A recent discovery by Jen-Tsan Ashley Chi, MD, PhD, professor in molecular genetics and microbiology, Chao-Chieh (Jerry) Lin, senior research associate, and team may offer hope for people with NBIA. They found that coenzyme A (CoA), a molecule that fuels cells, protects the brain from a form of iron-driven cell death called ferroptosis. Results were published in the Journal of Clinical Investigation.
“People with NBIA have trouble synthesizing coenzyme A,” Lin said, “which is linked to the iron accumulation in their brain.” CoA- is like a battery pack that fuels many of the body’s essential systems — including the brain’s defenses against cell damage.
Ferroptosis is a newly discovered form of regulated cell death that is triggered by iron and oxidative damage to cell membranes and is regulated by CoA.
“We found that defects in CoA make cells more prone to ferroptosis by disrupting mitochondrial defenses against oxidative stress through a new protein modification called CoAlation,” Chi said.

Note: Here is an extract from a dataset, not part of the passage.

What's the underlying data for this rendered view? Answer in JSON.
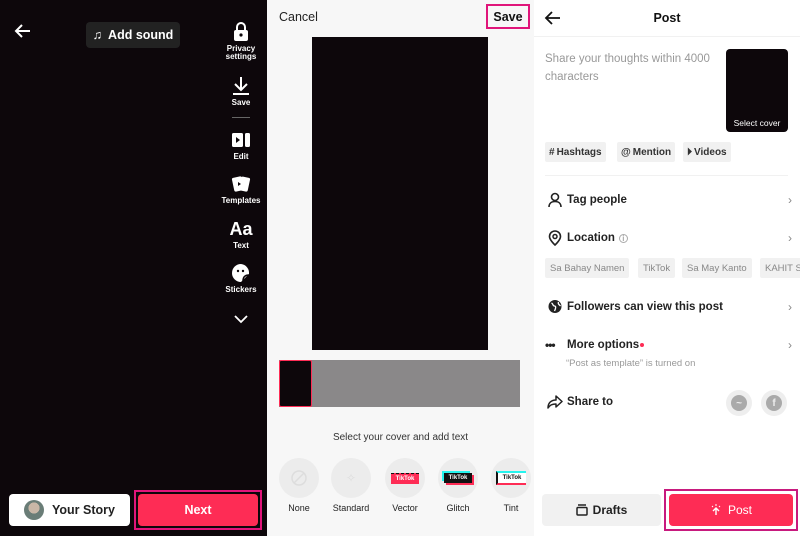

Our cells use special tags to turn proteins on or off, much like flipping switches to control their functions. The researchers discovered a new kind of tag, called CoAlation, where CoA attaches to mitochondrial proteins and helps protect cells from damage when iron levels are too high.
By boosting CoA, mimicking its protective effects, or using ferroptosis inhibitors, the team found they could stop or limit ferroptosis cell death. However, this CoA-mediated shield against ferroptosis becomes repaired when the CoA synthesis is disrupted in patients with mutations associated with NBIA.
Chi and team believe there’s potential that this newly discovered pathway could also be used to design other therapies for conditions, including cancer, where ferroptosis may be key. “This is just the start,” Lin said. “We’ve found a whole new way CoA can protect cells, and there’s still so much more to discover.”
By uncovering this hidden link between a vital cellular molecule and iron-triggered brain damage, these findings may pave the way for much-needed treatments for patients who currently have no effective options.